THE NUN (2018) REVIEW: Sebuah Origin Story Yang Belum Baik Benar


James Wan yang sudah berhasil membangun The Conjuring menjadi sebuah franchise horror yang ditunggu banyak orang, membuat Warner Bros tahu akan potensinya. The Conjuring Universe hadir untuk menyapa penggemar film horror di dunia. Tak hanya menyorot kasus-kasus makhluk astral dari pasangan Warren, tetapi juga beberapa karakter ikoniknya. Spin off dari The Conjuring Universe sudah dimulai sejak sosok Annabelle yang terkenal lewat film pertama dari The Conjuring.

Di film keduanya, The Conjuring mengeluarkan sosok ikonik lain yaitu Valak. Tentu saja, hal ini sudah menjadi sesuatu yang memiliki potensi untuk dikembangkan di dalam The Conjuring Universe. Oleh karena itu, tahun ini film dengan judul The Nun dirilis untuk memperluas universe horror milik Warner Bros ini. Film tentang Valak ini disutradarai oleh Corin Hardy yang memang dalam rekam jejaknya sudah memiliki portfolio di genre horror ini lewat The Hallow (Woods).

The Nun dibintangi oleh Taissa Farmiga dan memiliki penulis naskah yang tak sembarangan. Gary Daubeman telah memiliki rekam jejak yang cocok dalam mengembangkan The Conjuring Universe. Semua spin off dari The Conjuring selalu diprakarsai oleh tulisan naskahnya mulai dari Annabelle dan Annabelle: Creation. Belum lagi, naskah adaptasinya terhadap buku milik Stephen King, IT, juga berhasil menyita perhatian banyak penontonnya.


Tentu saja, origin story dari sosok Valak akan dengan mudah menarik minat penontonnya. The Nun akan dengan mudah dinantikan oleh para penggemar film horor terutama bagi yang sudah menyaksikan film-film dari The Conjuring Universe. Belum lagi, trailer yang dirilis pun bisa membuat penontonnya bergidik ngeri. Bahkan, muncul rumor-rumor tentang trailernya yang terlalu seram sehingga harus ditarik dari peredaran.

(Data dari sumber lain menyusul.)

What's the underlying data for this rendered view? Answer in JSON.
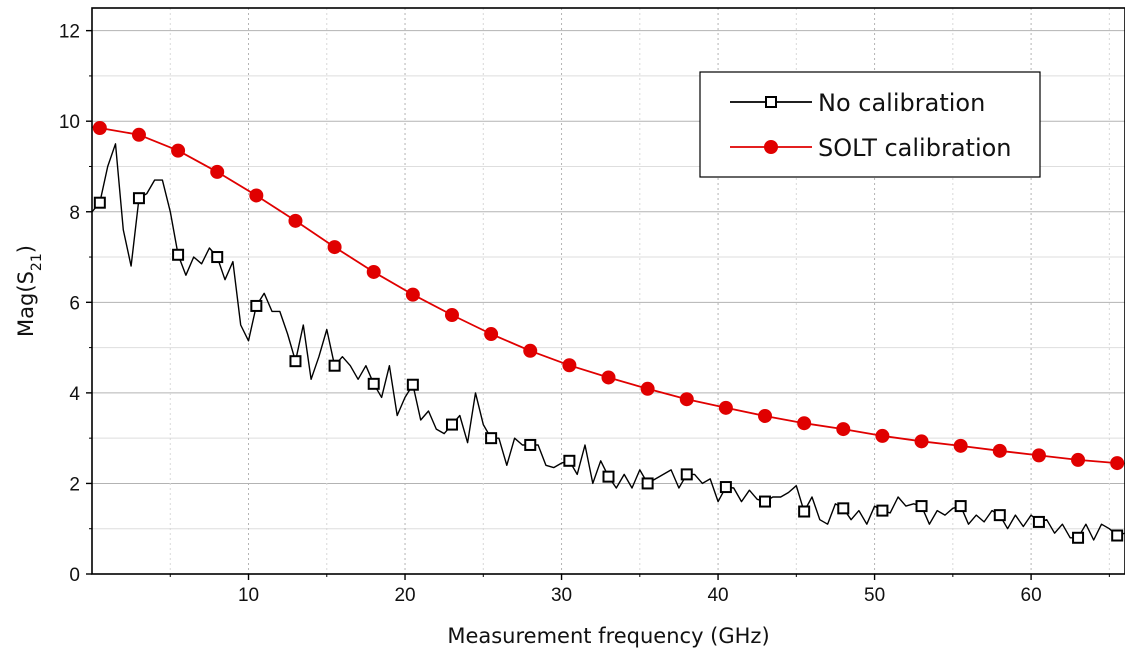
{
  "chart_data": {
    "type": "line",
    "xlabel": "Measurement frequency (GHz)",
    "ylabel": {
      "text": "Mag(S",
      "sub": "21",
      "close": ")"
    },
    "xlim": [
      0,
      66
    ],
    "ylim": [
      0,
      12.5
    ],
    "x_ticks": [
      10,
      20,
      30,
      40,
      50,
      60
    ],
    "y_ticks": [
      0,
      2,
      4,
      6,
      8,
      10,
      12
    ],
    "grid": true,
    "legend_position": "top-right",
    "series": [
      {
        "name": "No calibration",
        "color": "#000000",
        "marker": "open-square",
        "markers": [
          [
            0.5,
            8.2
          ],
          [
            3.0,
            8.3
          ],
          [
            5.5,
            7.05
          ],
          [
            8.0,
            7.0
          ],
          [
            10.5,
            5.92
          ],
          [
            13.0,
            4.7
          ],
          [
            15.5,
            4.6
          ],
          [
            18.0,
            4.2
          ],
          [
            20.5,
            4.18
          ],
          [
            23.0,
            3.3
          ],
          [
            25.5,
            3.0
          ],
          [
            28.0,
            2.85
          ],
          [
            30.5,
            2.5
          ],
          [
            33.0,
            2.15
          ],
          [
            35.5,
            2.0
          ],
          [
            38.0,
            2.2
          ],
          [
            40.5,
            1.92
          ],
          [
            43.0,
            1.6
          ],
          [
            45.5,
            1.38
          ],
          [
            48.0,
            1.45
          ],
          [
            50.5,
            1.4
          ],
          [
            53.0,
            1.5
          ],
          [
            55.5,
            1.5
          ],
          [
            58.0,
            1.3
          ],
          [
            60.5,
            1.15
          ],
          [
            63.0,
            0.8
          ],
          [
            65.5,
            0.85
          ]
        ],
        "values": [
          [
            0.0,
            8.0
          ],
          [
            0.5,
            8.2
          ],
          [
            1.0,
            9.0
          ],
          [
            1.5,
            9.5
          ],
          [
            2.0,
            7.6
          ],
          [
            2.5,
            6.8
          ],
          [
            3.0,
            8.3
          ],
          [
            3.5,
            8.4
          ],
          [
            4.0,
            8.7
          ],
          [
            4.5,
            8.7
          ],
          [
            5.0,
            8.0
          ],
          [
            5.5,
            7.05
          ],
          [
            6.0,
            6.6
          ],
          [
            6.5,
            7.0
          ],
          [
            7.0,
            6.85
          ],
          [
            7.5,
            7.2
          ],
          [
            8.0,
            7.0
          ],
          [
            8.5,
            6.5
          ],
          [
            9.0,
            6.9
          ],
          [
            9.5,
            5.5
          ],
          [
            10.0,
            5.15
          ],
          [
            10.5,
            5.92
          ],
          [
            11.0,
            6.2
          ],
          [
            11.5,
            5.8
          ],
          [
            12.0,
            5.8
          ],
          [
            12.5,
            5.3
          ],
          [
            13.0,
            4.7
          ],
          [
            13.5,
            5.5
          ],
          [
            14.0,
            4.3
          ],
          [
            14.5,
            4.8
          ],
          [
            15.0,
            5.4
          ],
          [
            15.5,
            4.6
          ],
          [
            16.0,
            4.8
          ],
          [
            16.5,
            4.6
          ],
          [
            17.0,
            4.3
          ],
          [
            17.5,
            4.6
          ],
          [
            18.0,
            4.2
          ],
          [
            18.5,
            3.9
          ],
          [
            19.0,
            4.6
          ],
          [
            19.5,
            3.5
          ],
          [
            20.0,
            3.9
          ],
          [
            20.5,
            4.18
          ],
          [
            21.0,
            3.4
          ],
          [
            21.5,
            3.6
          ],
          [
            22.0,
            3.2
          ],
          [
            22.5,
            3.1
          ],
          [
            23.0,
            3.3
          ],
          [
            23.5,
            3.5
          ],
          [
            24.0,
            2.9
          ],
          [
            24.5,
            4.0
          ],
          [
            25.0,
            3.3
          ],
          [
            25.5,
            3.0
          ],
          [
            26.0,
            3.0
          ],
          [
            26.5,
            2.4
          ],
          [
            27.0,
            3.0
          ],
          [
            27.5,
            2.85
          ],
          [
            28.0,
            2.85
          ],
          [
            28.5,
            2.85
          ],
          [
            29.0,
            2.4
          ],
          [
            29.5,
            2.35
          ],
          [
            30.0,
            2.45
          ],
          [
            30.5,
            2.5
          ],
          [
            31.0,
            2.2
          ],
          [
            31.5,
            2.85
          ],
          [
            32.0,
            2.0
          ],
          [
            32.5,
            2.5
          ],
          [
            33.0,
            2.15
          ],
          [
            33.5,
            1.9
          ],
          [
            34.0,
            2.2
          ],
          [
            34.5,
            1.9
          ],
          [
            35.0,
            2.3
          ],
          [
            35.5,
            2.0
          ],
          [
            36.0,
            2.1
          ],
          [
            36.5,
            2.2
          ],
          [
            37.0,
            2.3
          ],
          [
            37.5,
            1.9
          ],
          [
            38.0,
            2.2
          ],
          [
            38.5,
            2.2
          ],
          [
            39.0,
            2.0
          ],
          [
            39.5,
            2.1
          ],
          [
            40.0,
            1.6
          ],
          [
            40.5,
            1.92
          ],
          [
            41.0,
            1.9
          ],
          [
            41.5,
            1.6
          ],
          [
            42.0,
            1.85
          ],
          [
            42.5,
            1.65
          ],
          [
            43.0,
            1.6
          ],
          [
            43.5,
            1.7
          ],
          [
            44.0,
            1.7
          ],
          [
            44.5,
            1.8
          ],
          [
            45.0,
            1.95
          ],
          [
            45.5,
            1.38
          ],
          [
            46.0,
            1.7
          ],
          [
            46.5,
            1.2
          ],
          [
            47.0,
            1.1
          ],
          [
            47.5,
            1.55
          ],
          [
            48.0,
            1.45
          ],
          [
            48.5,
            1.2
          ],
          [
            49.0,
            1.4
          ],
          [
            49.5,
            1.1
          ],
          [
            50.0,
            1.5
          ],
          [
            50.5,
            1.4
          ],
          [
            51.0,
            1.35
          ],
          [
            51.5,
            1.7
          ],
          [
            52.0,
            1.5
          ],
          [
            52.5,
            1.55
          ],
          [
            53.0,
            1.5
          ],
          [
            53.5,
            1.1
          ],
          [
            54.0,
            1.4
          ],
          [
            54.5,
            1.3
          ],
          [
            55.0,
            1.45
          ],
          [
            55.5,
            1.5
          ],
          [
            56.0,
            1.1
          ],
          [
            56.5,
            1.3
          ],
          [
            57.0,
            1.15
          ],
          [
            57.5,
            1.4
          ],
          [
            58.0,
            1.3
          ],
          [
            58.5,
            1.0
          ],
          [
            59.0,
            1.3
          ],
          [
            59.5,
            1.05
          ],
          [
            60.0,
            1.3
          ],
          [
            60.5,
            1.15
          ],
          [
            61.0,
            1.2
          ],
          [
            61.5,
            0.9
          ],
          [
            62.0,
            1.1
          ],
          [
            62.5,
            0.8
          ],
          [
            63.0,
            0.8
          ],
          [
            63.5,
            1.1
          ],
          [
            64.0,
            0.75
          ],
          [
            64.5,
            1.1
          ],
          [
            65.0,
            1.0
          ],
          [
            65.5,
            0.85
          ],
          [
            66.0,
            0.9
          ]
        ]
      },
      {
        "name": "SOLT calibration",
        "color": "#e00000",
        "marker": "filled-circle",
        "markers": [
          [
            0.5,
            9.85
          ],
          [
            3.0,
            9.7
          ],
          [
            5.5,
            9.35
          ],
          [
            8.0,
            8.88
          ],
          [
            10.5,
            8.36
          ],
          [
            13.0,
            7.8
          ],
          [
            15.5,
            7.22
          ],
          [
            18.0,
            6.67
          ],
          [
            20.5,
            6.17
          ],
          [
            23.0,
            5.72
          ],
          [
            25.5,
            5.3
          ],
          [
            28.0,
            4.93
          ],
          [
            30.5,
            4.61
          ],
          [
            33.0,
            4.34
          ],
          [
            35.5,
            4.09
          ],
          [
            38.0,
            3.86
          ],
          [
            40.5,
            3.67
          ],
          [
            43.0,
            3.49
          ],
          [
            45.5,
            3.33
          ],
          [
            48.0,
            3.2
          ],
          [
            50.5,
            3.05
          ],
          [
            53.0,
            2.93
          ],
          [
            55.5,
            2.83
          ],
          [
            58.0,
            2.72
          ],
          [
            60.5,
            2.62
          ],
          [
            63.0,
            2.52
          ],
          [
            65.5,
            2.45
          ]
        ],
        "values": [
          [
            0.0,
            9.87
          ],
          [
            0.5,
            9.85
          ],
          [
            3.0,
            9.7
          ],
          [
            5.5,
            9.35
          ],
          [
            8.0,
            8.88
          ],
          [
            10.5,
            8.36
          ],
          [
            13.0,
            7.8
          ],
          [
            15.5,
            7.22
          ],
          [
            18.0,
            6.67
          ],
          [
            20.5,
            6.17
          ],
          [
            23.0,
            5.72
          ],
          [
            25.5,
            5.3
          ],
          [
            28.0,
            4.93
          ],
          [
            30.5,
            4.61
          ],
          [
            33.0,
            4.34
          ],
          [
            35.5,
            4.09
          ],
          [
            38.0,
            3.86
          ],
          [
            40.5,
            3.67
          ],
          [
            43.0,
            3.49
          ],
          [
            45.5,
            3.33
          ],
          [
            48.0,
            3.2
          ],
          [
            50.5,
            3.05
          ],
          [
            53.0,
            2.93
          ],
          [
            55.5,
            2.83
          ],
          [
            58.0,
            2.72
          ],
          [
            60.5,
            2.62
          ],
          [
            63.0,
            2.52
          ],
          [
            65.5,
            2.45
          ],
          [
            66.0,
            2.44
          ]
        ]
      }
    ]
  }
}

Dengan rumor-rumor dan potensinya, The Nun sayangnya tidak bisa membuat penonton puas akan ekspektasi yang sudah terbangun. Jika dilihat dari tugas dan tujuannya secara garis besar, The Nun memang berhasil hadir sebagai movie companion untuk membuat The Conjuring Universe semakin besar. Tetapi sebagai sebuah film horor, The Nun hadir dengan performa yang tidak maksimal. The Nun hadir sebagai sebuah sajian film horor yang tidak memiliki rasa menakutkan sama sekali.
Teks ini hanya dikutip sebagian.